Antes fosse a inflação nossa principal algoz, como em épocas anteriores. Afinal, essa sabemos combater
“Coronel Felisberto não era só rabugento. Se fosse só rabugento, vá; mas ele era também mau, deleitava-se com a dor e a humilhação dos outros.” Os coronéis da velha política brasileira não são só egoístas. Fossem só egoístas, vá; mas são também maus, deleitam-se com a dor e a humilhação dos outros. Não há conflito de interesse que não possam superar por meio do convencimento de que nesse mundo peculiar chamado Brasil não há divisórias a separar o que pode e o que não pode.
O Procópio de Machado de Assis até que tentou. Conflitado por receber dinheiro de personalidade demasiado tóxica, demitiu-se não uma, mas algumas vezes. Mas Felisberto roubou-lhe as forças. Por fim, lá ficou como o enfermeiro do coronel, sujeitando-se a todo tipo de humilhação. Até o dia em que, tomado de raiva e ressentimento, estrangulou o enfermo. Crime mais que perfeito, visto que Felisberto sofria de aneurisma. Procópio o enfermeiro recebeu em testamento toda a sua fortuna. E eis que o conflito evaporou-se. Procópio não matara o coronel com suas mãos, as moléstias o fizeram – “a verdade é que devia morrer”.
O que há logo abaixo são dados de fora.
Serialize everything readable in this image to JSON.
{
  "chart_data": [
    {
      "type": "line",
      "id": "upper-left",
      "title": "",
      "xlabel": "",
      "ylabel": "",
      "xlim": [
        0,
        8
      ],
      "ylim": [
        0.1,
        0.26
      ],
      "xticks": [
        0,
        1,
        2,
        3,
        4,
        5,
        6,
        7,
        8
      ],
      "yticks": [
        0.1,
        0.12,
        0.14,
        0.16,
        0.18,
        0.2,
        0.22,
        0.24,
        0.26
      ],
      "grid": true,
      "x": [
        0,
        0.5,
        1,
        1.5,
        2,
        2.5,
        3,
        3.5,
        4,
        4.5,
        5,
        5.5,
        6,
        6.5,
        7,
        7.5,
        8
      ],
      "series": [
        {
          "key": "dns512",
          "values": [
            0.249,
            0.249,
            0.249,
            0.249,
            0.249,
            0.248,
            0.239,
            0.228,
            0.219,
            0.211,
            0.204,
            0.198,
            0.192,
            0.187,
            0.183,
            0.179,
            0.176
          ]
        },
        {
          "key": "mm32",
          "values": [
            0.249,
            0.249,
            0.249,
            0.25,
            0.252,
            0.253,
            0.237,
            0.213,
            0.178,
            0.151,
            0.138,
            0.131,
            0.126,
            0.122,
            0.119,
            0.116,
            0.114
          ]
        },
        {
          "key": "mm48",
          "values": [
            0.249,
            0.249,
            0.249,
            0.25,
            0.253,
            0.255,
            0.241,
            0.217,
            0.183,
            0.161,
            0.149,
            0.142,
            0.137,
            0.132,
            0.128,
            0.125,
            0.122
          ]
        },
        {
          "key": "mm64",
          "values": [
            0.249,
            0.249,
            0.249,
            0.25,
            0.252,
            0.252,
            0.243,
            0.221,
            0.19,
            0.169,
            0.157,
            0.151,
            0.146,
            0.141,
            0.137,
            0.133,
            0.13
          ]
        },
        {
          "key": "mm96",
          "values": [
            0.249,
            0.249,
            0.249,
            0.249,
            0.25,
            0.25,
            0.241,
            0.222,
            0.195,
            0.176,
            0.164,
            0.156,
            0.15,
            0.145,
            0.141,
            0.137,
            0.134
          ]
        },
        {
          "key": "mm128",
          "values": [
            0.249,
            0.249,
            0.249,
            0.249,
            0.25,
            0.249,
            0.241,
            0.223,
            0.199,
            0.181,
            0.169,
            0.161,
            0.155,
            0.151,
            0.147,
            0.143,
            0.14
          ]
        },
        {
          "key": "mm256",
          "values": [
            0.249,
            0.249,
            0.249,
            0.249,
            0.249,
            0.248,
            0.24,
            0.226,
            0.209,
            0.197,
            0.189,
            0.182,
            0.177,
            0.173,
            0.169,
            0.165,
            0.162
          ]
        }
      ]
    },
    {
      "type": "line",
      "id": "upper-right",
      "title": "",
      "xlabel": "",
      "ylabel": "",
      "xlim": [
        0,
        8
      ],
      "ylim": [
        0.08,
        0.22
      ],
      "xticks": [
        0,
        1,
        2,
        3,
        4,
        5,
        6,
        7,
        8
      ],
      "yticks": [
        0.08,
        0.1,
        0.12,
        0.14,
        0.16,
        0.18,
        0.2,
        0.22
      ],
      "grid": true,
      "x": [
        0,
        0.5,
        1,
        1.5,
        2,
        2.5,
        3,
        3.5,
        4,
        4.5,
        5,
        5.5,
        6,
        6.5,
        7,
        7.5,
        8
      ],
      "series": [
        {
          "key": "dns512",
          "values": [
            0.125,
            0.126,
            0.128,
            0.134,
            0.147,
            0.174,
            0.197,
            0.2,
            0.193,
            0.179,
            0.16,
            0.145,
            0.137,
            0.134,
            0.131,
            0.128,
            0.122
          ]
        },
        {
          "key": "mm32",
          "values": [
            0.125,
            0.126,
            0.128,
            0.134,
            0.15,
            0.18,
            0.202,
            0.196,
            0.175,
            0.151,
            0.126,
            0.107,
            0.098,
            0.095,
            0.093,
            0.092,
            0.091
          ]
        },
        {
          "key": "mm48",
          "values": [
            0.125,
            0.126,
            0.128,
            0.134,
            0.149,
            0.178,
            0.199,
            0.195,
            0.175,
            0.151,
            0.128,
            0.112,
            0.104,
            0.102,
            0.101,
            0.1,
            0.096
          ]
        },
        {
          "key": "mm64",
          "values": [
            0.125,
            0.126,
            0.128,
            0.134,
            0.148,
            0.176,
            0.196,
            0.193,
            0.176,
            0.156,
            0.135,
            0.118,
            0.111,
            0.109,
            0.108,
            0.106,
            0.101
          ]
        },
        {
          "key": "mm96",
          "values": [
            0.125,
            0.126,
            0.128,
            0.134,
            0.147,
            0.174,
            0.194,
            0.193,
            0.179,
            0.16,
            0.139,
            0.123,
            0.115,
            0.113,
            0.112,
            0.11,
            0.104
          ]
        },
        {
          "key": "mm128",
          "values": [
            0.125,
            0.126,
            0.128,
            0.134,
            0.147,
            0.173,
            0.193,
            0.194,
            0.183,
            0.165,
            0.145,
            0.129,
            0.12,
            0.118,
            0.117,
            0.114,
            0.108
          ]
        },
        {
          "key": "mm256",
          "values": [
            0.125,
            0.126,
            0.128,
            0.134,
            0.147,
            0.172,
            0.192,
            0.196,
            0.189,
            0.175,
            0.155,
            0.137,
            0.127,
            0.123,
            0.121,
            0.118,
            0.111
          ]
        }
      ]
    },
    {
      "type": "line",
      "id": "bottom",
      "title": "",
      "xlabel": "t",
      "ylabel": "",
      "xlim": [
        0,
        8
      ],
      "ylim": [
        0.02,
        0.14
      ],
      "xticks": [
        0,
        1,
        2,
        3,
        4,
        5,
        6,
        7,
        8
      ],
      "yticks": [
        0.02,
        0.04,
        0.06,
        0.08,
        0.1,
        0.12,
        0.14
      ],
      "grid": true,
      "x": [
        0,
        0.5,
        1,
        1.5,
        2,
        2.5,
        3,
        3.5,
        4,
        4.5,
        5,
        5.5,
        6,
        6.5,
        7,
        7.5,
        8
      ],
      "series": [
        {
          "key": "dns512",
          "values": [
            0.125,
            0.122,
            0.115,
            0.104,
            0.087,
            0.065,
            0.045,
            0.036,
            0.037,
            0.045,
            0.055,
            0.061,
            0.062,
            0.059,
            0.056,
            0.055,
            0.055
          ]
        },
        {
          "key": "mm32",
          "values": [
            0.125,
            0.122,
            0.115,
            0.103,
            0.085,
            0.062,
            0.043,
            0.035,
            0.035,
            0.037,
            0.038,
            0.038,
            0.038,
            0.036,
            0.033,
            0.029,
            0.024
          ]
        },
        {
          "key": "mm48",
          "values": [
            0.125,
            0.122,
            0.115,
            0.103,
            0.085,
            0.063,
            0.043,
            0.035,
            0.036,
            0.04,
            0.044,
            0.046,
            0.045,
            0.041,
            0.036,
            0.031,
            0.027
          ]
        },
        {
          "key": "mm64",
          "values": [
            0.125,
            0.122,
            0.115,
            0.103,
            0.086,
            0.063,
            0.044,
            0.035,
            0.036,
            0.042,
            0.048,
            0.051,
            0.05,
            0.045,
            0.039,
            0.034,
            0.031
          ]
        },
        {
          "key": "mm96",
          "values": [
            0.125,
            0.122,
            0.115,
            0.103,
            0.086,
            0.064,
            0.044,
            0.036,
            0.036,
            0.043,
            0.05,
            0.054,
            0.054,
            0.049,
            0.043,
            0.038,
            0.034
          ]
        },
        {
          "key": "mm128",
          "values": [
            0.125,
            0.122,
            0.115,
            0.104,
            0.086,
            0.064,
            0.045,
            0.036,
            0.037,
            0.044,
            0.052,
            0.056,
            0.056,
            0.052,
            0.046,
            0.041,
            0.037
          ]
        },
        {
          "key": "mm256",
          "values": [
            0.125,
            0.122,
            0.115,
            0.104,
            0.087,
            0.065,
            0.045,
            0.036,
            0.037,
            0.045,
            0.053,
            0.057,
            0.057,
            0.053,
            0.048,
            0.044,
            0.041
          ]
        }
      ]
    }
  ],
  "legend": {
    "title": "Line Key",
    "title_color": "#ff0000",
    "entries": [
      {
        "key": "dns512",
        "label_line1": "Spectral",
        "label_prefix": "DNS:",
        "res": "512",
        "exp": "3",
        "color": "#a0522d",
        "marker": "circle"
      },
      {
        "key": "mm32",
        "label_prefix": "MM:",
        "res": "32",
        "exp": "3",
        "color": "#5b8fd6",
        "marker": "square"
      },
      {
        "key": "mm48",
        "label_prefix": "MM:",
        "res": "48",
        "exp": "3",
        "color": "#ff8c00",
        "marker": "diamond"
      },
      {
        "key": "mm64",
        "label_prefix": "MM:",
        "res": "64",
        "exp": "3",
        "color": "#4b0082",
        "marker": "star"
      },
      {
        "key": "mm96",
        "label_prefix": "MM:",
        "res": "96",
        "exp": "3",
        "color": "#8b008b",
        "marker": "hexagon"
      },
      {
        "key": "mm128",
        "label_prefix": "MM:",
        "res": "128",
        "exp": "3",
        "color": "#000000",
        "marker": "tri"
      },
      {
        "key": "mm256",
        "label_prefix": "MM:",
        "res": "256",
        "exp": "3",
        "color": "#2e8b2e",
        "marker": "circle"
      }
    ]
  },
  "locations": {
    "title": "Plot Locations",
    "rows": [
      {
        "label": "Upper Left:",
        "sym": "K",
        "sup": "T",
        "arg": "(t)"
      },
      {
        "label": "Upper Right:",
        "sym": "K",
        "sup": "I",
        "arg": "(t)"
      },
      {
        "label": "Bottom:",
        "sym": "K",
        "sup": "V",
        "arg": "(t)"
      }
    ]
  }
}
Os enfermeiros do governo Temer, todos os homens do presidente, tentam emular o comportamento de Procópio. São os enfermeiros da economia que por ela zelam, enquanto o país sofre abuso atrás de abuso de todos os que não sabem distinguir as linhas que demarcam conflitos de interesse de naturezas mais diversas.
O presidente que utiliza cadeia nacional para fazer defesa em causa própria com dinheiro do contribuinte – tal qual a antecessora –, que usa os advogados da União para montar sua defesa. Juízes de tribunais superiores que criam controvérsias e constrangem o Poder Judiciário ao fazer pronunciamentos duros a respeito da Operação Lava Jato. Relatores da reforma trabalhista investigados pelo STF por envolvimento em empresa terceirizada que coagia funcionários demitidos a renunciar às verbas rescisórias e a devolver a multa do FGTS. Partidos da base governista que não sabem o que fazer, já que alguns de seus mais proeminentes políticos podem estar prestes a ver o sol nascer quadrado.
Todos justificam suas posturas como Procópios do autoengano: recusam-se a enxergar em seus atos os conflitos. Usam como justificativa a proteção à enfermaria da economia. Já não se pode criticar alguns enfermeiros da equipe econômica sob o risco de tornar-se traidor da pátria.
A inflação brasileira está em 3,6%, a perspectiva é de que continue a cair. Com seu tecnicismo competente, o Banco Central conseguiu alcançar o Santo Graal do regime de metas, a ancoragem das expectativas. Ainda que a queda inflacionária seja também resultado das moléstias econômicas que assolam o país, não há dúvida de que preços que sobem mais lentamente seja algo bom.
Antes fosse a inflação nossa principal algoz, como em épocas anteriores. Afinal, essa sabemos combater. Infelizmente, o Banco Central não é nem Procópio nem Felisberto, nem protagonista nem coadjuvante. Muito menos a última trincheira contra a sanha populista que ainda assombra o Brasil, como parecem pensar alguns. Mantenhamos a mansidão com o Banco Central. Ele está apenas fazendo o seu trabalho, o que é muita coisa nesse Brasil atormentado.
Mas, e o Ministério da Fazenda? Qual a sua responsabilidade em relação à queda contínua da arrecadação? Qual a sua responsabilidade em não ter, quando podia tê-lo feito, exigido a reversão completa de todas as desonerações atabalhoadas de Dilma? Qual a sua responsabilidade em não ter conseguido frear os piores instintos perdulários do presidente cercado de dúvidas sobre sua idoneidade a quem servem? Até que ponto é possível autojustificar a permanência no governo manchado de Michel Temer em prol do país?
São apenas perguntas. Perguntas que deveriam incomodar mais do que incomodam, que deveriam forçar reflexão sobre o país que queremos ter. país com regras e governança, onde Procópio o enfermeiro não vira impunemente Procópio o assassino, ou o país do século 19 tão bem descrito por Machado de Assis? Por enquanto, tudo o que temos é a lápide brasileira: “Bem-aventurados os que possuem, porque eles serão consolados”.